At 7/22/2005 02:44 PM, David W. Fenton wrote: >On 21 Jul 2005 at 19:13, Tyler Turner wrote: > >> It is the belief of many professionals that singing >> out of one's normal range is bad for the voice. >> Whether we agree or disagree is not the issue here. >> The issue is the motivation for the rule. This is a >> valid possibility. The burden of proof does not fall >> to me to show that this can hurt the voice. It doesn't >> even fall on me to show that TMEA members used this as >> part of their reasoning. The integrity of these >> individuals has been called into question. Before >> anyone is bold enough to do this, it should fall on >> them to disprove all plausible doubts before making >> accusations.
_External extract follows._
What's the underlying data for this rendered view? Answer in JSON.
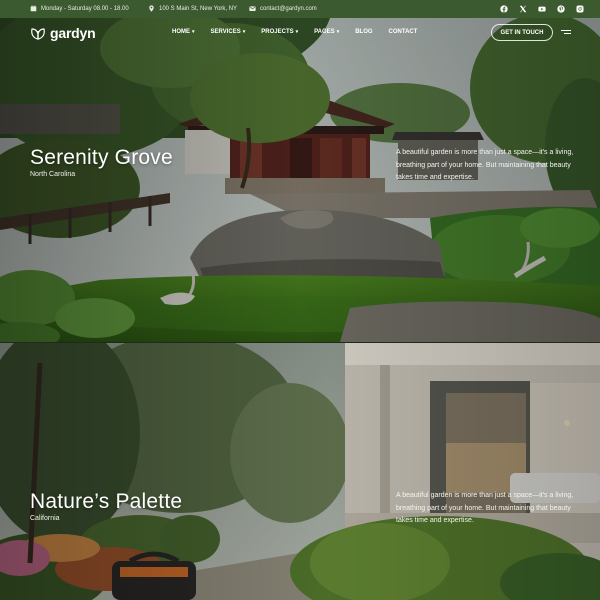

It's not my job to show their explanation >> is genuine. It's the accuser's job to show their >> explanation is unquestionably a lie. > >You're missing the point. The rule is unnecessarily rigid. >.... >So, we can actually agree on the premise behind the justification >given for the rule and still see the rule as being WRONG, precisely >because the rule PREVENTS certain singers from singing in their >"normal voice range."
I agree. What about teachers who force basses to sing tenor because they are short of tenors?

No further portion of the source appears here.